En consecuencia, leer hoy la novela de Huxley es casi redundante, porque —detalle más o menos— ya estamos viviendo en Un mundo feliz. Razón por la cual me tienta más analizar otra distopía, que imagina qué podría suceder más adelante. Me refiero a la célebre La máquina del tiempo, que H. G. Wells publicó en 1895.

 

H. G. Wells.

 

Resulta irónico que Huxley haya concebido Un mundo feliz a modo de respuesta a novelas de Wells como Una utopía moderna (1905) y Hombres como dioses (1925). El también británico Wells se consideraba socialista, y su visión de la especie humana era evolucionista, creía que tendíamos a mejorar. Pero a comienzos de los años '30 Huxley era conocido como un escritor de sátiras. Y en ese tono comenzó a escribir Un mundo feliz: como una burla filosa a las novelas utópicas de Wells, convencido –después del espanto que le produjo la híper-consumista sociedad estadounidense— de que lo más probable era que la especie se fuese al carajo.

Pero La máquina del tiempo no es una novela utópica. Y hoy en día no cuesta nada leerla casi como una continuación de Un mundo feliz, o al menos como la pintura de lo que podría pasar con el Estado Mundial (World State) concebido por Huxley, miles de años después.

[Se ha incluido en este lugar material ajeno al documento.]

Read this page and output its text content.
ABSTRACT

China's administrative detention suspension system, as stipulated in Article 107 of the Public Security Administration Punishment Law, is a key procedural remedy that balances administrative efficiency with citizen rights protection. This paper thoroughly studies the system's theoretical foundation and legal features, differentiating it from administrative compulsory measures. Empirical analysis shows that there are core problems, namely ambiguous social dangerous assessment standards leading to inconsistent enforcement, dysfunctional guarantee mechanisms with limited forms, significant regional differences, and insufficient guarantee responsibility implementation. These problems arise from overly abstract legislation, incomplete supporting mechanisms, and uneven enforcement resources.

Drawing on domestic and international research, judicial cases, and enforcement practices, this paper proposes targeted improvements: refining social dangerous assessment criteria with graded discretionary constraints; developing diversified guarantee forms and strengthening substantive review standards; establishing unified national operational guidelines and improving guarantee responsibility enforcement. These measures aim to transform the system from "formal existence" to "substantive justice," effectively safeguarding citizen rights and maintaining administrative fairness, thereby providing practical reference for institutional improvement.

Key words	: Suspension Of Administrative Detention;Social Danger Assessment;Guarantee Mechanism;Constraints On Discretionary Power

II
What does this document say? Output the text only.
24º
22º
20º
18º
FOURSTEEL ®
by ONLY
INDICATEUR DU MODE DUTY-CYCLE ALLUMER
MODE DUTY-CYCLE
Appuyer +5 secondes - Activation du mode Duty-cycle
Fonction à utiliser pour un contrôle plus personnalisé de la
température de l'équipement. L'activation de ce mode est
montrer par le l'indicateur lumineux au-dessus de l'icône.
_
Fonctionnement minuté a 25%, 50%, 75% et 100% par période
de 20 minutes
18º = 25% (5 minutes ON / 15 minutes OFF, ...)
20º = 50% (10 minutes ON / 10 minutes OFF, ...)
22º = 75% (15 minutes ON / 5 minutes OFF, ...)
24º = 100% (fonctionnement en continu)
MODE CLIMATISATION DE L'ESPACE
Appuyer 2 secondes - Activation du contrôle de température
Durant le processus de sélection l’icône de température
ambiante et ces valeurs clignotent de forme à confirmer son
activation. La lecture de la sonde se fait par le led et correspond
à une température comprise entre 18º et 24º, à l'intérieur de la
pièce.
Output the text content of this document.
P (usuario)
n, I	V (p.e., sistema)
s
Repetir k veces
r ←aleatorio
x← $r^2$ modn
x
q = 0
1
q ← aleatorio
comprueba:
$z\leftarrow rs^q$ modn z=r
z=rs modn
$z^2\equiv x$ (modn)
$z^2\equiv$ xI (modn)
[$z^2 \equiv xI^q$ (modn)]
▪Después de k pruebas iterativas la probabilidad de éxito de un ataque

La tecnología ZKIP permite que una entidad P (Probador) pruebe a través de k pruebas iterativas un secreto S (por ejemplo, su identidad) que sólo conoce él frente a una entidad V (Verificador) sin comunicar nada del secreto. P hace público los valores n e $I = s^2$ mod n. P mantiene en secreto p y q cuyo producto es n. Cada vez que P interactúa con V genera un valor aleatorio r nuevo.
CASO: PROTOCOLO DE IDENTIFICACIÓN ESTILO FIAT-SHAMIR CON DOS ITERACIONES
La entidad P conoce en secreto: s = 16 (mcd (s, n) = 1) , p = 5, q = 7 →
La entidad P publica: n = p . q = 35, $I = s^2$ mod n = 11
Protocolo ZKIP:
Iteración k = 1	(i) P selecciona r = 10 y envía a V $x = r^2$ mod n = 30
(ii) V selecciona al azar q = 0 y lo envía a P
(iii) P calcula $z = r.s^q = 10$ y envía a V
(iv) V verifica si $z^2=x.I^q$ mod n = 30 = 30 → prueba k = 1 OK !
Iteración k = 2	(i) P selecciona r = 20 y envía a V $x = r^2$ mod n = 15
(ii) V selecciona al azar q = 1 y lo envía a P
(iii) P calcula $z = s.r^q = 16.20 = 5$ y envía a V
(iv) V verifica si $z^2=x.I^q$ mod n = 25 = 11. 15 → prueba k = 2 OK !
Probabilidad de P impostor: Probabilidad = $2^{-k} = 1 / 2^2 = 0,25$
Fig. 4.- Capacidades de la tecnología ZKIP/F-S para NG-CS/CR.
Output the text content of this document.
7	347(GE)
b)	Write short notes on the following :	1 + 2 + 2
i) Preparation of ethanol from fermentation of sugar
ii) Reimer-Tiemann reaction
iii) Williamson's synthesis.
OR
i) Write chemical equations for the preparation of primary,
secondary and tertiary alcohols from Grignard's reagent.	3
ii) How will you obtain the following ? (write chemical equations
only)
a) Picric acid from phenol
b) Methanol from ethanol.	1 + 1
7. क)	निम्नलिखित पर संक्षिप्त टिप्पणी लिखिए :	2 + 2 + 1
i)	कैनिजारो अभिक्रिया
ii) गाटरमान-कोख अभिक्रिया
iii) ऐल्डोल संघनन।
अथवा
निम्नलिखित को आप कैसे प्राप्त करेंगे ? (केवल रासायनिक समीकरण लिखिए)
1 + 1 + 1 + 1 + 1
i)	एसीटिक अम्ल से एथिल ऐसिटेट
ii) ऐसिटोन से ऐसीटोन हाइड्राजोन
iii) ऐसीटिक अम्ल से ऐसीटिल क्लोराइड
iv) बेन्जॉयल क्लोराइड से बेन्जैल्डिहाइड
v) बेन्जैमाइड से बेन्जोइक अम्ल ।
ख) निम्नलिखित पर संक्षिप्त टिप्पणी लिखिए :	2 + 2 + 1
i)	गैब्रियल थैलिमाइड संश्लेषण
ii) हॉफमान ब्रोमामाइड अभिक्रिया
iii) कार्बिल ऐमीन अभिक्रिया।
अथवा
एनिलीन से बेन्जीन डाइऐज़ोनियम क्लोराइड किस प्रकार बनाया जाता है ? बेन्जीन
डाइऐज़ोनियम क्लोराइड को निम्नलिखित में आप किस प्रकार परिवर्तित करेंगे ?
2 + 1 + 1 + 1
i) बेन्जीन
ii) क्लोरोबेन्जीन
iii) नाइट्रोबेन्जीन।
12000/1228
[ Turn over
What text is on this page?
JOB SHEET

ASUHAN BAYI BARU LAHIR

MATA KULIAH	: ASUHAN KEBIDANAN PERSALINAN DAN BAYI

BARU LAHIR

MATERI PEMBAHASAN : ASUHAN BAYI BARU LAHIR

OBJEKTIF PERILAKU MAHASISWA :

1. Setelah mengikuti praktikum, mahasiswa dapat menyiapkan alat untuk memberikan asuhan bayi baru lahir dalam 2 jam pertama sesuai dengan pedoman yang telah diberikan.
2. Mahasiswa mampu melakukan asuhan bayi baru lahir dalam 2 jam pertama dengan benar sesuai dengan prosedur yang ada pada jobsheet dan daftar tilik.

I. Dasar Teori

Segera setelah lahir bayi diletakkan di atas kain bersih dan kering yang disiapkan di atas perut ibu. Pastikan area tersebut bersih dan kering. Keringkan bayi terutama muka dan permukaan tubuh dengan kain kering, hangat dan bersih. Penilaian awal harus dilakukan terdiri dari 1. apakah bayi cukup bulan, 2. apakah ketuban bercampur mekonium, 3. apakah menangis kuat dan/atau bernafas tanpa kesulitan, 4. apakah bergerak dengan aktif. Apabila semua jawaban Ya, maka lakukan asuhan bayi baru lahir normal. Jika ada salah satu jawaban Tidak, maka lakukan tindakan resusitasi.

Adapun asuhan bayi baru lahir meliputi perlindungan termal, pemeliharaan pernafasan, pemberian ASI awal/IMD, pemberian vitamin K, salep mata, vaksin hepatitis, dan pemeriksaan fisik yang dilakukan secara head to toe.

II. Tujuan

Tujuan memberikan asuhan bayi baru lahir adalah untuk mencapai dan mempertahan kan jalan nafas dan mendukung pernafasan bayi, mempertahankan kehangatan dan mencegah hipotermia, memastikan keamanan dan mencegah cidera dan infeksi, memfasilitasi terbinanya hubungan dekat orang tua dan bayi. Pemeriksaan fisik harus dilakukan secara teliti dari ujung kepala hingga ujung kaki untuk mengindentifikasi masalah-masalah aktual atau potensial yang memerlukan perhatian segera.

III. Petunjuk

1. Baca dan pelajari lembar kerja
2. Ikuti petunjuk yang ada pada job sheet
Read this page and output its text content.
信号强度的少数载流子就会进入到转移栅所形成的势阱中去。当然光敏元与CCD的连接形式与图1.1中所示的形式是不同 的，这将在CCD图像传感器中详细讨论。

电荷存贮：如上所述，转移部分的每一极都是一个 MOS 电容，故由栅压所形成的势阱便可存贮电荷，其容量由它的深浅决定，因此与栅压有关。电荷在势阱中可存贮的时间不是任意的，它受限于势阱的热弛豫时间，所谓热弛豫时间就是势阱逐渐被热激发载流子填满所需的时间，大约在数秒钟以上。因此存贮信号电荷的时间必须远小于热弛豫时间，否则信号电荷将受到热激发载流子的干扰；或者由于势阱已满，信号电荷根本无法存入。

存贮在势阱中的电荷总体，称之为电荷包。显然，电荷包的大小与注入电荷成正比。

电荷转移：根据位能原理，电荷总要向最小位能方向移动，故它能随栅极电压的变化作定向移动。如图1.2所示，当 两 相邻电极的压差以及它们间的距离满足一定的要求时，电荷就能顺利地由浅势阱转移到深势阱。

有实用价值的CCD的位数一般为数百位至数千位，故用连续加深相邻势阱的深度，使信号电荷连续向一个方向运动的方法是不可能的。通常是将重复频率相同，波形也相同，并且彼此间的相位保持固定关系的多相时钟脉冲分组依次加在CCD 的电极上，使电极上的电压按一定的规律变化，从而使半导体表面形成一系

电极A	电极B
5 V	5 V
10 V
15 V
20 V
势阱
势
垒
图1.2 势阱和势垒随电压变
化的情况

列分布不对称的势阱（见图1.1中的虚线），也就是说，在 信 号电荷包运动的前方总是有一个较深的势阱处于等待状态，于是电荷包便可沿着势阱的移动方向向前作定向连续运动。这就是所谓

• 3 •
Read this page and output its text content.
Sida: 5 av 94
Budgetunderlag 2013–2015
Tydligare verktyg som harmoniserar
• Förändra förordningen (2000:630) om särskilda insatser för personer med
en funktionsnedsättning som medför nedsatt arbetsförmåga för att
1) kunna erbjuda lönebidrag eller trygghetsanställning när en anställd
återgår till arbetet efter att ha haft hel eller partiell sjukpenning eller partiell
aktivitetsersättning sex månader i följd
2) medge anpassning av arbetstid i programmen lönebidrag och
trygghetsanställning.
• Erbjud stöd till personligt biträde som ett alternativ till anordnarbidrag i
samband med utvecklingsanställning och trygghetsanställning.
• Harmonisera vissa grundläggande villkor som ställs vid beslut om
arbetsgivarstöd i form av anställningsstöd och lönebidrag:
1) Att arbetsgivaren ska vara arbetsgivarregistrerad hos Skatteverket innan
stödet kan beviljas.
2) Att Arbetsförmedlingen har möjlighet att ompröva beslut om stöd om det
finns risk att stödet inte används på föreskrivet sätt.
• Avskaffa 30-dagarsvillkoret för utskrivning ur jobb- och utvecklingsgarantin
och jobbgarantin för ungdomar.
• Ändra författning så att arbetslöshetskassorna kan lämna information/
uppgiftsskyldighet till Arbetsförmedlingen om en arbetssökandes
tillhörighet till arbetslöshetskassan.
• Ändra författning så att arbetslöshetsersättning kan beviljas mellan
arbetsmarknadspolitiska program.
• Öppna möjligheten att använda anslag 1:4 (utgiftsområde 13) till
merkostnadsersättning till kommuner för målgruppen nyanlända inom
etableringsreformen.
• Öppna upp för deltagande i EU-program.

En La máquina del tiempo, el protagonista viaja al año 802.701. Y allí descubre que la civilización ya no existe, y que sólo sobreviven dos pueblos. El primero es el de los Eloi: blanquitos, diminutos, infantilizados, que viven a base de frutas. El segundo es el de los Morlocks, una suerte de trogloditas parecidos a primates, que viven en la oscuridad de las cavernas y sólo salen de noche... entre otras razones, para alimentarse de los Eloi. El protagonista concluye entonces que los Eloi son descendientes de la aristocracia de su tiempo, y que los Morlocks lo son de la clase obrera. Como se percibe, la hipótesis de Wells en este relato es más bien distópica. La humanidad toda ha involucionado, porque tanto los Eloi como los Morlock son débiles, estúpidos e incapaces de producir tecnología, que en algunos casos saben manejar pero no reparar.

 

 

No me cuesta mucho imaginarnos así, de seguir resbalando por la pendiente aceitada por la tecno-oligarquía. Cada vez más idiotas, cada vez más incapaces de sobrevivir, cada vez más caníbales. Es una conclusión casi inescapable, mientras persistamos en elegir como líderes a gente tan necia y destructiva como Trump y Milei, cuya divisa podría decir: No me importa ser imbécil, mientras me consideren el centro del mundo.  

Pero eso no significa que haya dejado de tenernos fe. Existen millones de seres humanos que siguen valorando la educación y el deseo de superarse, la belleza por encima de lo horrible y las virtudes por encima de la mezquindad monomaníaca. Por eso estimo que, si nos sobreponemos a esta confusión y nos organizamos —pero no para acomodarnos cada vez más al centro y transar con los maestros de la componenda, sino para quebrar el espinazo de la concentración económica y distribuir mejor–, estaremos a tiempo, todavía, de alentar una esperanza.

Para ponerlo en términos solarianos y despedirme de este año: hay que poner distancia con aquellos que "juegan a primero yo, y después a también yo, y a las migas para mí", y aproximarse a los que, como nosotros, creen que, "si no hay amor, que no haya nada".

No llegará en 2026 la mejora esperada, pero sí más adelante, si movemos bien. Los utopistas modernos conservamos la capacidad de concentrarnos. Trabajamos sobre el mediano y largo plazo, no nos dejamos ahogar por el presente. Porque, como decía Faulkner, "no se puede nadar en busca de un horizonte nuevo hasta tener el coraje de perder de vista la costa".